Ad oggi sono 1.053 le imprese sociali attive in Italia, che hanno svolto attività per 20,6 miliardi di euro e impiegato 735 mila addetti. Il dato emerge dalla decima edizione dell’osservatorio Isnet sull’impresa sociale, a pochi giorni dall’entrata in vigore della legge delega per la riforma del Terzo Settore, che ha introdotto nel nostro ordinamento giuridico le società benefit aprendo di fatto la strada all’economia sociale e a nuovi attori organizzativi.

Secondo il rapporto, con l’attuazione della riforma il numero delle imprese sociali salirà ad almeno 15.100, confermando di fatto il trend di crescita dell’ultimo anno. Il 37,2 per cento delle cooperative sociali dichiara di aver incrementato il proprio volume di attività facendo così registrare un +3,6 per cento rispetto al 2015. Per non parlare dell’impatto sociale: solamente in termini di inclusione lavorativa, il sistema occupa 67.100 soggetti svantaggiati.

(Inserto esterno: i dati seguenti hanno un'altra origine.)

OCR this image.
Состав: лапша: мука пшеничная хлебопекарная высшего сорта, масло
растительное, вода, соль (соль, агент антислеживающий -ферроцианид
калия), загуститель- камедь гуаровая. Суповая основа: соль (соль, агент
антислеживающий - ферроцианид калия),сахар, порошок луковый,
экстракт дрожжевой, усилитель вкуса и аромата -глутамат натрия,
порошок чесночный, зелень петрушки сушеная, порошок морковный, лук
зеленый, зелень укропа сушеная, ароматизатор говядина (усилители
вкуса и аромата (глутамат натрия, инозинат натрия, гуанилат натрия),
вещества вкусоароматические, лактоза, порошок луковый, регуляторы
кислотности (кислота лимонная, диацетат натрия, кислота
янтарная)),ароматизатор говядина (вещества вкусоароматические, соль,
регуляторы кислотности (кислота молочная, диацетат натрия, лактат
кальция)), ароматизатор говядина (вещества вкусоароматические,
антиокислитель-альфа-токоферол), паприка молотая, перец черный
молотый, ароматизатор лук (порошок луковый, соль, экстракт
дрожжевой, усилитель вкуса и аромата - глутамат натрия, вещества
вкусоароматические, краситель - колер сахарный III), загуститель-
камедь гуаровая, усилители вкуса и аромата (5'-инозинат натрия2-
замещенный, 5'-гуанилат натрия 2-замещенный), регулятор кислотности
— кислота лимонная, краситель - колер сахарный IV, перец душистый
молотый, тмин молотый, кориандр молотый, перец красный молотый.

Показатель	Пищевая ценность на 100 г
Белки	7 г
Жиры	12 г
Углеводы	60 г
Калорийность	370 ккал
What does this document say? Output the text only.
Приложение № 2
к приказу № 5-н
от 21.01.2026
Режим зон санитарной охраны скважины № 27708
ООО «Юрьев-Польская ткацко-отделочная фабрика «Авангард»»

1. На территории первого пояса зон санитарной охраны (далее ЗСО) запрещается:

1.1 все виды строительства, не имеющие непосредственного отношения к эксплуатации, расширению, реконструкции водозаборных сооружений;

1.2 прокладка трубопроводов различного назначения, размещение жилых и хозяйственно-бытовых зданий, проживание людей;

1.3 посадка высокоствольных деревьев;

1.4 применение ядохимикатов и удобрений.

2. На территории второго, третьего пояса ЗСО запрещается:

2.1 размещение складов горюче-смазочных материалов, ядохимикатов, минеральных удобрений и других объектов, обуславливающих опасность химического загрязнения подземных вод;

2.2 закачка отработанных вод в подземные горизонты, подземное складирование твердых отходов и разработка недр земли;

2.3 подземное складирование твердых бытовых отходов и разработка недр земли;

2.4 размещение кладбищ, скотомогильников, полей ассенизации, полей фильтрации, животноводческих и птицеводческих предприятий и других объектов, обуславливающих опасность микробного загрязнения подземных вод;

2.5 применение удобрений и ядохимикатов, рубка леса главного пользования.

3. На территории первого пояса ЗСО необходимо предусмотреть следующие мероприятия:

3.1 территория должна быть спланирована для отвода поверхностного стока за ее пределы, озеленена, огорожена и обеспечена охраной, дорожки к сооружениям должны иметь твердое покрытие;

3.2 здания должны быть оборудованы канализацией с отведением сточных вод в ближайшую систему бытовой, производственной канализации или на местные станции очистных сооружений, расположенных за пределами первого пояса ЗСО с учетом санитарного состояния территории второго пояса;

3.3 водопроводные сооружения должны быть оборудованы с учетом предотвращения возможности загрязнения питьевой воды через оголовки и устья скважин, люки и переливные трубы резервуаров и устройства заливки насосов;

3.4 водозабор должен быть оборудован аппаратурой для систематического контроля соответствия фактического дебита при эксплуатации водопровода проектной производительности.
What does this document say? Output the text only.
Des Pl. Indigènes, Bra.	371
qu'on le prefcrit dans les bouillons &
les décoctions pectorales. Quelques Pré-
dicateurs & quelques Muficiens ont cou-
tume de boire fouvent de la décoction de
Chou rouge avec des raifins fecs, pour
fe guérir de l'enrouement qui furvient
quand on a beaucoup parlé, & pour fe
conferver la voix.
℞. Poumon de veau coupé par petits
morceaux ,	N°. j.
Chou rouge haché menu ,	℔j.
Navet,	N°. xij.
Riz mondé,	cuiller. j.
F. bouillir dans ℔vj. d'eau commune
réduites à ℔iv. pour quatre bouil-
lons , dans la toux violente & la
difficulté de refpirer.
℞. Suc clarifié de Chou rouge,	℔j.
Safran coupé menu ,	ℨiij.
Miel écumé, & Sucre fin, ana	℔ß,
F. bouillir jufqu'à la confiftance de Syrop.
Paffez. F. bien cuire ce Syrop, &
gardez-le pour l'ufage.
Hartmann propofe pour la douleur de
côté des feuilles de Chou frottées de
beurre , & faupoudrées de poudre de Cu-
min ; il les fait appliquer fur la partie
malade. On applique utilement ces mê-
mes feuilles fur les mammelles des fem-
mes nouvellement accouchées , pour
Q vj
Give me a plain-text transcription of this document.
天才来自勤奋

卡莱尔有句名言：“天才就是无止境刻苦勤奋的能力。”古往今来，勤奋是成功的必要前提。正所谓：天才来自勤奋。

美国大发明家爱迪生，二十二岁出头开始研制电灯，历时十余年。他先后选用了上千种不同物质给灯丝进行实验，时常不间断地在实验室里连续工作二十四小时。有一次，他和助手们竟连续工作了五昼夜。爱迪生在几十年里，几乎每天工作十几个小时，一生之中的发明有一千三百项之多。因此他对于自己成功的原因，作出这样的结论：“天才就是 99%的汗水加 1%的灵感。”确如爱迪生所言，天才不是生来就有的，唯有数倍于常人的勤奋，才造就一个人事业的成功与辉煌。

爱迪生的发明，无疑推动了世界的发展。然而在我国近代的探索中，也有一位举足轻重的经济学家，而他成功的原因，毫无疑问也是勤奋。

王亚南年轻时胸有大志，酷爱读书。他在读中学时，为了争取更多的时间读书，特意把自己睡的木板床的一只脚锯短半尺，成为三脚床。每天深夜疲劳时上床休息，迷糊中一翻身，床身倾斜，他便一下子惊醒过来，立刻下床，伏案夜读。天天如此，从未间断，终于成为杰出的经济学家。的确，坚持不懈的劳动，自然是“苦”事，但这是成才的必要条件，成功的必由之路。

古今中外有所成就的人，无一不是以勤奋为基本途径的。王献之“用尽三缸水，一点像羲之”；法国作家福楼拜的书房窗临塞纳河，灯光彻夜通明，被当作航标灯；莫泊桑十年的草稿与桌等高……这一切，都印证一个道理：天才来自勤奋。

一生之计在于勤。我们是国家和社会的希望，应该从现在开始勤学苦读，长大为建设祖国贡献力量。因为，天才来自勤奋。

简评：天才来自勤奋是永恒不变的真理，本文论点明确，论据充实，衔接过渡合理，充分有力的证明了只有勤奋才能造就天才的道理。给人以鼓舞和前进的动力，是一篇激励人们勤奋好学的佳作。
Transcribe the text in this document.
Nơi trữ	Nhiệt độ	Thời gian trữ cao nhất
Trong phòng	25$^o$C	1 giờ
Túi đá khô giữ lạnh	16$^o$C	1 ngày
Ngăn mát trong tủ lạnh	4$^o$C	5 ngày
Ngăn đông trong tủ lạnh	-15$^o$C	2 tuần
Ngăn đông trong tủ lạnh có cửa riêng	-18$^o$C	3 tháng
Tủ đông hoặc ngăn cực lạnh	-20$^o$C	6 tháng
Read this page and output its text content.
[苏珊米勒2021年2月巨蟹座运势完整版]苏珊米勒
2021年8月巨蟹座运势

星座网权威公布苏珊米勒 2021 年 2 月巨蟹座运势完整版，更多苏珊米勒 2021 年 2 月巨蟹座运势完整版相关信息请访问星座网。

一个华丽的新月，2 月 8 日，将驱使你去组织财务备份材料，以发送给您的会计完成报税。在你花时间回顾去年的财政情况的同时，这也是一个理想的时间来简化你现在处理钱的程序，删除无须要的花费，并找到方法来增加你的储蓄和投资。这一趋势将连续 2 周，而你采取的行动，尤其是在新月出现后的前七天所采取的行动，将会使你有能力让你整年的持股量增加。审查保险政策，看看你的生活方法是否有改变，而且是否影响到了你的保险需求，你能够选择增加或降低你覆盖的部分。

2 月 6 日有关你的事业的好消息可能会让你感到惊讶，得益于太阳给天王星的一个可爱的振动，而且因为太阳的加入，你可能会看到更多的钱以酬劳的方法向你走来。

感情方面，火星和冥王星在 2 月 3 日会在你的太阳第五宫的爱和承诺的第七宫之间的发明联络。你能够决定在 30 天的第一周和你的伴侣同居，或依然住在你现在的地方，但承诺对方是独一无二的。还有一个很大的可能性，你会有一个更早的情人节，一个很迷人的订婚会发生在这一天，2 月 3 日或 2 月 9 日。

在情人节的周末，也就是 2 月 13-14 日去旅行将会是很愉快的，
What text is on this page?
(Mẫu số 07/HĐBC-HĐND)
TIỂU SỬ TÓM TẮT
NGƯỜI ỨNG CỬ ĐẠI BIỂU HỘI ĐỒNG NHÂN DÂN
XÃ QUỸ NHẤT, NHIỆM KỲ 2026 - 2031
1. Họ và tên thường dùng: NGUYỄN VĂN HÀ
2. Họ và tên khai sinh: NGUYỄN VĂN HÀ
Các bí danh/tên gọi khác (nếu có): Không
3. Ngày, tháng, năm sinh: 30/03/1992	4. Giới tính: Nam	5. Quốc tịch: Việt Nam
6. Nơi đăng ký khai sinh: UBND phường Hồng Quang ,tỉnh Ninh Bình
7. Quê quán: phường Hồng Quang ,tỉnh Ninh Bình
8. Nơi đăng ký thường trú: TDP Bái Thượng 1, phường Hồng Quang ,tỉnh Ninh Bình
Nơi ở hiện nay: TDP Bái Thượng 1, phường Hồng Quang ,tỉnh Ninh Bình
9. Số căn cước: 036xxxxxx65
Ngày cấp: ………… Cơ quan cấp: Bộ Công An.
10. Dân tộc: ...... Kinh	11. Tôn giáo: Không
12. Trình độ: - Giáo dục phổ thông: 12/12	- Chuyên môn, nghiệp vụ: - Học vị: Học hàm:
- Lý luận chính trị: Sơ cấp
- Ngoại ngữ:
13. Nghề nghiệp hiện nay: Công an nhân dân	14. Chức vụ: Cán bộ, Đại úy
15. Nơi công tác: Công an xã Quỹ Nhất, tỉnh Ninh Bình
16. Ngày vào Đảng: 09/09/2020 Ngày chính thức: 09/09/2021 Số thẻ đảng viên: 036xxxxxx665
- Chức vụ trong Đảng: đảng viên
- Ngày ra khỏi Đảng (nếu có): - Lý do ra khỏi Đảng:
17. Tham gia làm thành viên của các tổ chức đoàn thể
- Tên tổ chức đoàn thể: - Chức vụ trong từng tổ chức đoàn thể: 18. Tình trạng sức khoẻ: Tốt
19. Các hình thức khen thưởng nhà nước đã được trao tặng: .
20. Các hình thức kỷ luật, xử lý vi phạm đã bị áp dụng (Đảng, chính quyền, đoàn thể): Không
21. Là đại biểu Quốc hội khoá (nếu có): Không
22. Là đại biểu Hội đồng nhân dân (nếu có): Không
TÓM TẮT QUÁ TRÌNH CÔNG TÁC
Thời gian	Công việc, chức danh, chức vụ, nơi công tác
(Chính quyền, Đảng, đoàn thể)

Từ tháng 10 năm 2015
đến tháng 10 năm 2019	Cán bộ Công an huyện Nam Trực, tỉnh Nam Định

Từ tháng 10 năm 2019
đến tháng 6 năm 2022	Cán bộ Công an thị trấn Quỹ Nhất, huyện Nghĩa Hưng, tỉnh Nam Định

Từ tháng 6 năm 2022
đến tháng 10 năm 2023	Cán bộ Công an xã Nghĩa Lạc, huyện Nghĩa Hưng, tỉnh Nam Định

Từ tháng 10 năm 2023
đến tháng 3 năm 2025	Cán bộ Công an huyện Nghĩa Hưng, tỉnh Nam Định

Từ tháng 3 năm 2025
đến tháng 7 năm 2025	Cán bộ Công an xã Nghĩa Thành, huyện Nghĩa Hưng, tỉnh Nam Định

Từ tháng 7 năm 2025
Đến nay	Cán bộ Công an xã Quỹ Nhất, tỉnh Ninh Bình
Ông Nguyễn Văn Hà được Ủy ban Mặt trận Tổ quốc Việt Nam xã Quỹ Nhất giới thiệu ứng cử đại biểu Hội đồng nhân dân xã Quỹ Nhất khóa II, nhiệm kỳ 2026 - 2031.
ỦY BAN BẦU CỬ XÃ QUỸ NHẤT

Ma si sa, le novità spesso sono accompagnate da scetticismo e diffidenza. L’osservatorio Isnet mostra che le cooperative sociali si dividono in ‘riformisti’ (28,4 per cento del campione), favorevoli all’ingresso di nuovi attori, per gli effetti di contaminazione positiva, l’acquisizione di know how e la maggiore dinamicità organizzativa che ne può conseguire; e ‘tradizionalisti’ (35,8 per cento del campione), che al contrario temono l’innescarsi di meccanismi competitivi con imprese che assumono la veste sociale prevalentemente per motivi opportunistici. La restante parte delle cooperative sociali intervistate non ha ancora maturato una posizione.

Secondo la presidente dell’associazione Isnet e responsabile dell’osservatorio, Laura Bongiovanni, “i riformisti non sembrano preoccupati dell’ingresso di nuovi attori nella sfera dell’economia sociale che rappresenta al contrario un’opportunità, una sfida per il miglioramento; sono già forti e non temono il confronto. Dal lato opposto, i tradizionalisti non ne fanno una questione di salvaguardia e marcatura del territorio, così come si potrebbe facilmente pensare, ma si appellano ai principi fondativi, allo spirito e ai valori che guidano il fare Impresa sociale, che non possono essere assolutamente confusi con obiettivi di profitto”.